When CAC was assessed, CAC scores had increased in all three groups, with the greatest percent increase in the placebo group. However, the differences between o-CEE and placebo and t-E 2 and placebo were not considered significant by the research team (3.6 percent lower in o-CEE group and 2.1 percent lower in the t-E 2 group). In women with a baseline of greater than one Agatston unit, CAC progressed in 26 percent of the placebo group, 19 percent in the o-CEE group and 22 percent in the t-E 2 group.

No change was seen in blood pressure between the hormone groups and the placebo.

While patients did experience some relief from menopausal symptoms, this approach used estrogen doses lower than those used in prior studies where a protective effect was seen.

Harman et al stated that while some indicators for cardiovascular disease and atherosclerosis were decreased, such as low-density lipoprotein (with o-CEE), other biomarkers, such as high-density lipoprotein, c-reactive protein and sex hormone-binding globulin increased.
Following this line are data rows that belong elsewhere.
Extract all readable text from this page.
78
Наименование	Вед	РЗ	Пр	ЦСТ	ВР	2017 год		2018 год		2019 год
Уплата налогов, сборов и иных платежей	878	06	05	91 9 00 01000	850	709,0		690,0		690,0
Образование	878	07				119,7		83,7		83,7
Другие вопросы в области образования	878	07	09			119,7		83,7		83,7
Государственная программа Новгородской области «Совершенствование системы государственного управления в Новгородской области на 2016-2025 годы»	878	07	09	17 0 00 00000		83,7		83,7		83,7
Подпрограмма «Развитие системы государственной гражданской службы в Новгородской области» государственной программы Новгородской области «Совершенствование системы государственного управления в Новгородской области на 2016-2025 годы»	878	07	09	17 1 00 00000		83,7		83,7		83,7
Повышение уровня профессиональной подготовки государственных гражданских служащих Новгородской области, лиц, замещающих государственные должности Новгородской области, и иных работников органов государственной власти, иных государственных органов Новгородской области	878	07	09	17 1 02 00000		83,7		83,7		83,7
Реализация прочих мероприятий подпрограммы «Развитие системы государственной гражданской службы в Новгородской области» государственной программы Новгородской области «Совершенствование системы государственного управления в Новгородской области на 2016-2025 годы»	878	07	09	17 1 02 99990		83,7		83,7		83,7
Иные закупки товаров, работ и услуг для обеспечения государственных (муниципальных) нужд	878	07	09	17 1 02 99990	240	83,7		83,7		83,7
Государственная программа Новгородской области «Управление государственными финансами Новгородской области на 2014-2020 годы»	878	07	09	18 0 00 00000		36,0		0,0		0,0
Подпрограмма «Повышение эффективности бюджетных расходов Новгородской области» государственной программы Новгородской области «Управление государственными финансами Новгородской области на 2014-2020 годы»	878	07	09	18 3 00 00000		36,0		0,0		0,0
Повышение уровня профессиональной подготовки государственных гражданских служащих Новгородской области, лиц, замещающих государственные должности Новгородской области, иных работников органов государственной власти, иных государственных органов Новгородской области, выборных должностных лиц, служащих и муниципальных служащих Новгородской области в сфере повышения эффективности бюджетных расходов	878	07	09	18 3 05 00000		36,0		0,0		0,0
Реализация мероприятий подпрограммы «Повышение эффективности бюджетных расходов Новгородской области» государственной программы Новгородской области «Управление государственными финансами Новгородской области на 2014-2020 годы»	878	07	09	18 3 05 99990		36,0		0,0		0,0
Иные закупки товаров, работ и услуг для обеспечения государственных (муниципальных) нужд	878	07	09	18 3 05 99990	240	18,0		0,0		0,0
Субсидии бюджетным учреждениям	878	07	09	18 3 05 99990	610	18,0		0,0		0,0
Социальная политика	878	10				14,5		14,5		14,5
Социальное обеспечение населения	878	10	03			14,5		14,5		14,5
T-E 2 had a decrease in levels of cholesterol (in particular non-high-density lipoprotein), insulin and insulin resistance scores. No differences were seen between the three groups in interleukin-6 levels.

As a result, Harman et al suggested that menopausal hormone therapy may not be the best clinical approach to reducing cardiovascular risks in this population, but neither does it place patients at increased risk for cardiovascular events.